The binary model matrix designed to separate eastern and western groups was also highly significantly correlated with Nei’s genetic distances, as expected, since in fact the two populations that were spatially isolated from the others by the presumed barrier were also very different based on isozymes (r = 0.848; P < 0.001 with 5,000 permutations). So, long-term divergence explains 72% of the variation in genetic distances (though the information about “history” is quite crude).

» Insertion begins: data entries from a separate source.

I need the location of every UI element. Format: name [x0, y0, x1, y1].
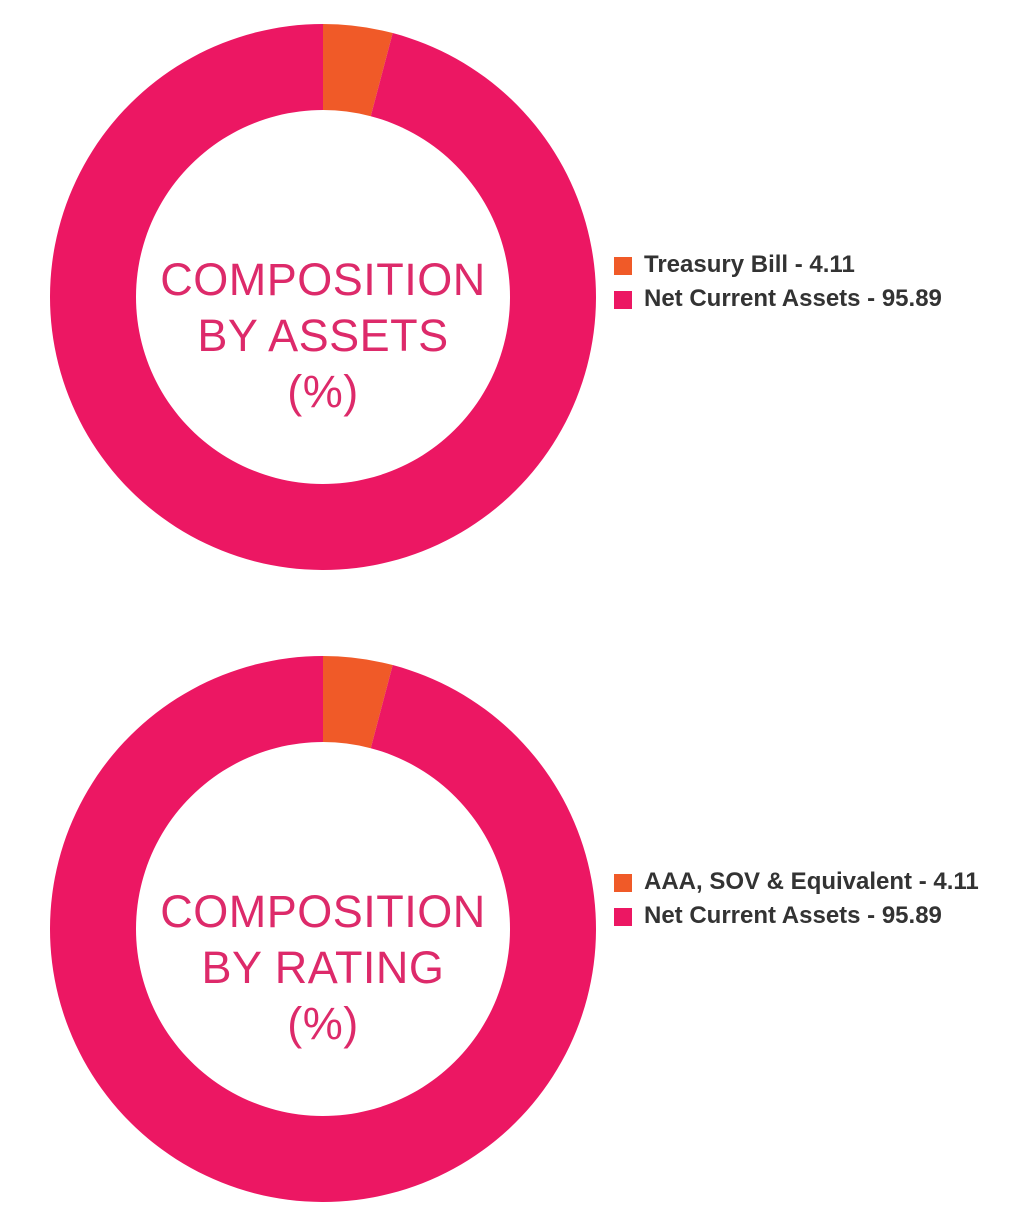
legend-item-net-current-assets: Net Current Assets - 95.89 — [614, 899, 994, 933]
rating-legend: AAA, SOV & Equivalent - 4.11 Net Current… — [614, 865, 994, 933]
legend-item-aaa-sov-equivalent: AAA, SOV & Equivalent - 4.11 — [614, 865, 994, 899]
legend-swatch-pink — [614, 908, 632, 926]
composition-by-rating-chart: COMPOSITION BY RATING (%) AAA, SOV & Equ… — [0, 644, 1014, 1204]
donut-slice-net-current-assets — [49, 656, 596, 1202]
legend-item-treasury-bill: Treasury Bill - 4.11 — [614, 248, 994, 282]
legend-label: Net Current Assets - 95.89 — [644, 902, 942, 929]
donut-slice-treasury-bill — [323, 24, 393, 117]
donut-slice-aaa-sov-equivalent — [323, 656, 393, 749]
donut-slice-net-current-assets — [49, 24, 596, 570]
legend-swatch-pink — [614, 291, 632, 309]
composition-by-assets-chart: COMPOSITION BY ASSETS (%) Treasury Bill … — [0, 12, 1014, 572]
legend-label: Net Current Assets - 95.89 — [644, 285, 942, 312]
legend-item-net-current-assets: Net Current Assets - 95.89 — [614, 282, 994, 316]
legend-swatch-orange — [614, 874, 632, 892]
assets-legend: Treasury Bill - 4.11 Net Current Assets … — [614, 248, 994, 316]
legend-label: Treasury Bill - 4.11 — [644, 251, 855, 278]
assets-chart-title: COMPOSITION BY ASSETS (%) — [123, 252, 523, 420]
assets-title-line-3: (%) — [287, 366, 359, 417]
legend-swatch-orange — [614, 257, 632, 275]
rating-title-line-3: (%) — [287, 998, 359, 1049]
rating-title-line-1: COMPOSITION — [160, 886, 486, 937]
assets-donut — [49, 24, 596, 570]
rating-chart-title: COMPOSITION BY RATING (%) — [123, 884, 523, 1052]
legend-label: AAA, SOV & Equivalent - 4.11 — [644, 868, 979, 895]
assets-title-line-2: BY ASSETS — [197, 310, 449, 361]
assets-title-line-1: COMPOSITION — [160, 254, 486, 305]
rating-donut — [49, 656, 596, 1202]
rating-title-line-2: BY RATING — [201, 942, 445, 993]
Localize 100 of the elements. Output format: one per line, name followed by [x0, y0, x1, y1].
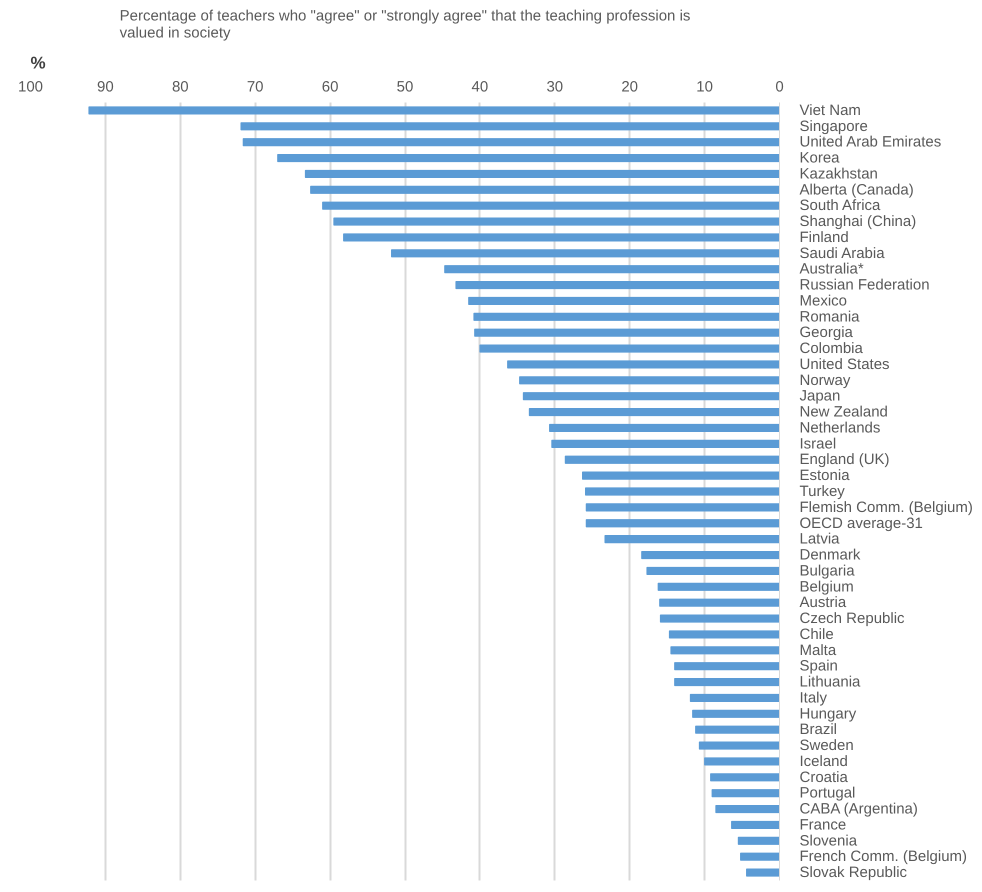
- bar: [658, 582, 780, 591]
- bar: [586, 503, 780, 512]
- bar: [659, 598, 780, 607]
- y-tick-label: Slovenia: [800, 832, 858, 850]
- y-tick-label: Hungary: [800, 705, 857, 722]
- bar: [695, 726, 780, 734]
- y-tick-label: Russian Federation: [800, 276, 930, 294]
- y-tick-label: Netherlands: [800, 419, 880, 436]
- y-tick-label: Norway: [800, 372, 851, 389]
- y-tick-label: Estonia: [800, 467, 850, 484]
- y-tick-label: Chile: [800, 626, 834, 643]
- bar: [528, 408, 780, 416]
- y-tick-label: United Arab Emirates: [800, 134, 942, 151]
- bar: [704, 757, 780, 766]
- y-tick-label: Israel: [800, 435, 836, 452]
- bar: [670, 646, 780, 654]
- x-tick-label: 100: [18, 78, 44, 96]
- x-tick-label: 60: [322, 78, 338, 96]
- y-tick-label: Singapore: [800, 118, 868, 135]
- y-tick-label: Malta: [800, 642, 837, 659]
- bar: [519, 376, 780, 384]
- x-tick-label: 30: [546, 78, 564, 96]
- bar: [698, 741, 780, 750]
- bar: [712, 789, 780, 798]
- bar: [668, 630, 780, 638]
- bar: [242, 138, 780, 146]
- y-tick-label: Spain: [800, 658, 838, 675]
- x-tick-label: 90: [97, 78, 114, 96]
- bar: [746, 868, 780, 877]
- y-tick-label: New Zealand: [800, 404, 888, 421]
- y-tick-label: Portugal: [800, 784, 856, 802]
- bar: [522, 392, 780, 400]
- y-tick-label: Colombia: [800, 340, 864, 358]
- y-tick-label: Denmark: [800, 546, 861, 564]
- bar: [585, 487, 780, 496]
- bar: [304, 170, 780, 178]
- bar: [690, 694, 780, 702]
- y-tick-label: Turkey: [800, 483, 846, 500]
- bar: [240, 122, 780, 130]
- y-tick-label: OECD average-31: [800, 514, 923, 532]
- y-tick-label: Shanghai (China): [800, 213, 916, 230]
- y-tick-label: Mexico: [800, 292, 848, 310]
- bar: [564, 456, 780, 464]
- bar: [604, 535, 780, 544]
- bar: [586, 519, 780, 528]
- y-tick-label: Czech Republic: [800, 610, 906, 628]
- y-tick-label: Finland: [800, 228, 849, 246]
- y-tick-label: Japan: [800, 388, 840, 405]
- bar: [674, 678, 780, 686]
- y-tick-label: Alberta (Canada): [800, 181, 914, 198]
- bar: [455, 281, 780, 290]
- chart-title: Percentage of teachers who "agree" or "strongly agree" that the teaching profession is valued in society: [120, 8, 690, 42]
- bar: [444, 265, 780, 274]
- bar: [731, 820, 780, 829]
- bar: [641, 550, 780, 560]
- bar: [660, 614, 780, 623]
- x-tick-label: 0: [775, 78, 784, 96]
- y-tick-label: Saudi Arabia: [800, 244, 886, 262]
- y-tick-label: Lithuania: [800, 674, 862, 691]
- y-tick-label: Brazil: [800, 721, 838, 738]
- y-tick-label: Kazakhstan: [800, 165, 878, 182]
- y-tick-label: South Africa: [800, 197, 882, 214]
- y-tick-label: Iceland: [800, 752, 848, 770]
- x-axis-title: %: [30, 54, 46, 72]
- y-tick-label: Latvia: [800, 530, 840, 548]
- y-tick-label: Romania: [800, 308, 860, 326]
- bar: [474, 328, 780, 337]
- x-tick-label: 20: [621, 78, 638, 96]
- y-tick-label: Slovak Republic: [800, 864, 908, 882]
- bar: [310, 186, 780, 194]
- bar: [715, 804, 780, 814]
- bar: [738, 836, 780, 845]
- y-tick-label: Belgium: [800, 578, 854, 596]
- bar: [740, 852, 780, 861]
- x-tick-label: 70: [246, 78, 264, 96]
- bar: [646, 566, 780, 575]
- x-tick-label: 10: [696, 78, 713, 96]
- y-tick-label: United States: [800, 356, 890, 373]
- y-tick-label: Viet Nam: [800, 102, 861, 119]
- y-tick-label: Korea: [800, 150, 840, 167]
- bar: [710, 773, 780, 782]
- bar: [551, 440, 780, 448]
- x-tick-label: 50: [396, 78, 414, 96]
- y-tick-label: Austria: [800, 594, 847, 612]
- bar: [582, 472, 780, 480]
- bar: [333, 218, 780, 226]
- bar: [277, 154, 780, 162]
- bar: [468, 296, 780, 306]
- bar: [343, 233, 780, 242]
- y-tick-label: French Comm. (Belgium): [800, 848, 968, 866]
- bar: [674, 662, 780, 670]
- y-tick-label: France: [800, 816, 846, 834]
- y-tick-label: Australia*: [800, 260, 864, 278]
- y-tick-label: CABA (Argentina): [800, 800, 918, 818]
- y-tick-label: Georgia: [800, 324, 854, 342]
- bar: [507, 360, 780, 369]
- bar: [692, 710, 780, 718]
- y-tick-label: Italy: [800, 689, 828, 706]
- y-tick-label: Flemish Comm. (Belgium): [800, 498, 973, 516]
- x-tick-label: 80: [172, 78, 189, 96]
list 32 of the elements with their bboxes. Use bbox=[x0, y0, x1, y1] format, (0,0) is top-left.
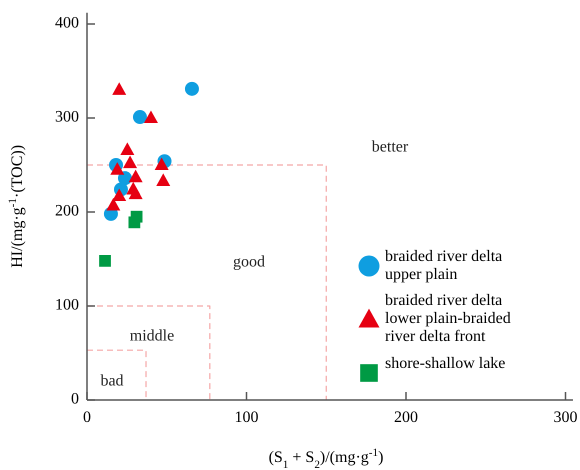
y-tick-label: 400 bbox=[55, 14, 79, 32]
legend-label: shore-shallow lake bbox=[385, 354, 506, 372]
point bbox=[112, 82, 126, 95]
annotation: good bbox=[233, 254, 265, 271]
point bbox=[128, 170, 143, 182]
point bbox=[99, 255, 111, 267]
x-tick-label: 100 bbox=[234, 409, 258, 426]
point bbox=[112, 188, 126, 202]
y-tick-label: 0 bbox=[71, 390, 79, 408]
point bbox=[128, 216, 140, 228]
point bbox=[106, 198, 120, 210]
point bbox=[123, 156, 138, 168]
x-tick-label: 300 bbox=[554, 409, 578, 426]
point bbox=[184, 82, 199, 96]
y-tick-label: 200 bbox=[55, 202, 79, 220]
annotation: bad bbox=[100, 372, 124, 390]
legend-label: braided river delta upper plain bbox=[385, 248, 502, 283]
point bbox=[156, 173, 170, 186]
y-tick-label: 300 bbox=[55, 108, 79, 126]
x-axis-title: (S$_{1}$ + S$_{2}$)/(mg·g$^{-1}$) bbox=[268, 447, 384, 470]
point bbox=[144, 110, 158, 124]
annotation: middle bbox=[130, 328, 174, 345]
point bbox=[154, 157, 169, 170]
point bbox=[128, 186, 143, 200]
legend-label: braided river delta lower plain-braided river delta front bbox=[385, 292, 511, 345]
x-tick-label: 0 bbox=[83, 409, 91, 426]
y-tick-label: 100 bbox=[55, 296, 79, 314]
point bbox=[132, 110, 147, 124]
point bbox=[120, 142, 134, 155]
x-tick-label: 200 bbox=[394, 409, 418, 426]
annotation: better bbox=[372, 138, 409, 156]
point bbox=[110, 162, 124, 175]
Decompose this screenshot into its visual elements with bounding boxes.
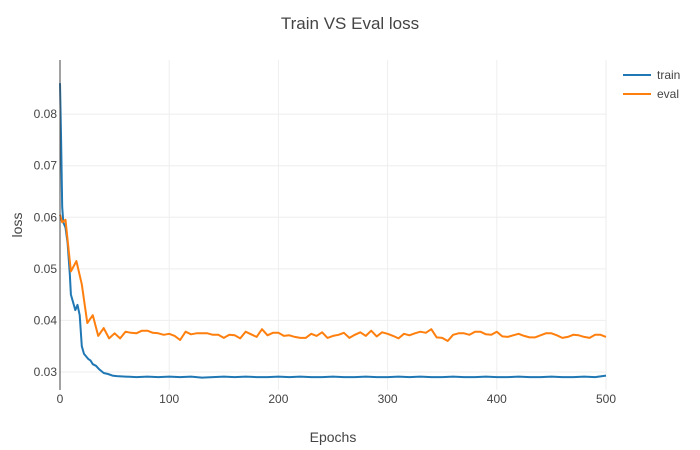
y-tick-label: 0.07 (34, 159, 58, 173)
series-line-eval[interactable] (59, 214, 607, 342)
y-tick-label: 0.04 (34, 313, 58, 327)
chart-title: Train VS Eval loss (281, 14, 419, 33)
legend-item-train[interactable]: train (623, 68, 680, 82)
y-axis: 0.03 0.04 0.05 0.06 0.07 0.08 (34, 107, 58, 379)
x-tick-label: 400 (487, 392, 507, 406)
legend-label: eval (657, 87, 679, 101)
legend[interactable]: train eval (623, 68, 680, 101)
y-axis-title: loss (9, 213, 25, 238)
y-tick-label: 0.05 (34, 262, 58, 276)
legend-item-eval[interactable]: eval (623, 87, 679, 101)
x-tick-label: 300 (378, 392, 398, 406)
y-tick-label: 0.03 (34, 365, 58, 379)
x-tick-label: 500 (596, 392, 616, 406)
x-axis: 0 100 200 300 400 500 (57, 392, 617, 406)
plot-area (59, 83, 607, 379)
x-axis-title: Epochs (310, 429, 357, 445)
y-tick-label: 0.06 (34, 210, 58, 224)
y-tick-label: 0.08 (34, 107, 58, 121)
series-line-train[interactable] (59, 83, 607, 379)
legend-label: train (657, 68, 680, 82)
grid (60, 60, 607, 390)
x-tick-label: 200 (268, 392, 288, 406)
x-tick-label: 100 (159, 392, 179, 406)
x-tick-label: 0 (57, 392, 64, 406)
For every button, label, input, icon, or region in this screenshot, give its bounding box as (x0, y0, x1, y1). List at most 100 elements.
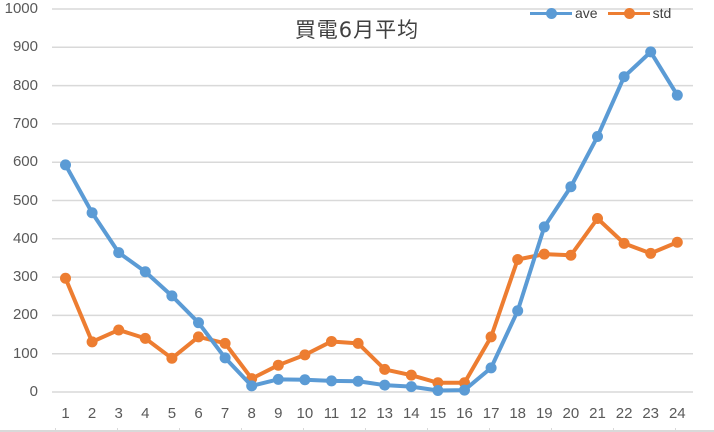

However, since the long-term divergence binary matrix is also structured in geographic space (r = 0.752; P < 0.001), we cannot interpret these two results independently. We must combine the two matrices (geographic distances and the binary model matrix) as predictors of the genetic distances using a Mantel test, based on a multiple regression design. The R2T of this full model was equal to 73.3%, and using the equations described above, it was possible to determine that, in this case, 21.9% of the variation in the genetic distances can be attributed to the long-term historical divergence alone, while only 1.5% of the variation in genetic distances can be attributed to relationships within groups, due to geographically structured gene flow counteracting genetic drift, as in a contemporary IBD model. In other words, spatial patterns in genetic distances are much better explained by differences between eastern and western groups of populations than by similarity among adjacent local populations within these groups. However, as expected, there is a large overlap between the two processes, in such a way that it is not possible to entirely partition population divergence between historical and contemporary processes (Figure 2).


So, in this data set, genetic divergence is not well explained by IBD alone, as suggested by a simple Mantel test. Although it is not possible to interpret the process independently, and better geographical data are necessary to test the effectiveness of the east-west historical barrier, a long-term historical (and also geographical) divergence may be a more powerful explanation for genetic divergence. Of course, the historical barriers would be more complex, with alternative scenarios at local scales separating other groups of populations in the eastern group. Indeed, phylogenetic correlograms suggest strong autocorrelation effects at short geographic distances (see Telles et al., 2001a, 2003; Epperson, 2003). Also, it is difficult to define the historical scale of IBD processes in relation to the time-scale of a specific barrier, so that the overlap between their explanatory abilities should indeed be relatively high, as we found here. The important point, in this case, it to define the relative magnitude of the two processes, and partial and multiple Mantel test can provide a useful tool in these cases.

ACKNOWLEDGMENTS

We thank Alexandre S.G. Coelho, Lázaro José Chaves, R. Vencovsky, and Fabrízio D’Ayala Valva for discussions on the geographic population structure of Eugenia dysenterica. The database used for the analyses discussed here was obtained under support of the PRIPE program (Programa Integrado de Pesquisa: Domesticação de Plantas do Cerrado) of CNPq and FINEP/UFG. M.P.C. Telles was supported by a masters fellowship from the Fundação de Apoio à Pesquisa da Universidade Federal de Goiás (FUNAPE/UFG) and by grants from the Vice-Reitoria de Pós-Graduação (VPG/UCG). J.A.F. Diniz-Filho received a CNPq 1B productivity fellowship.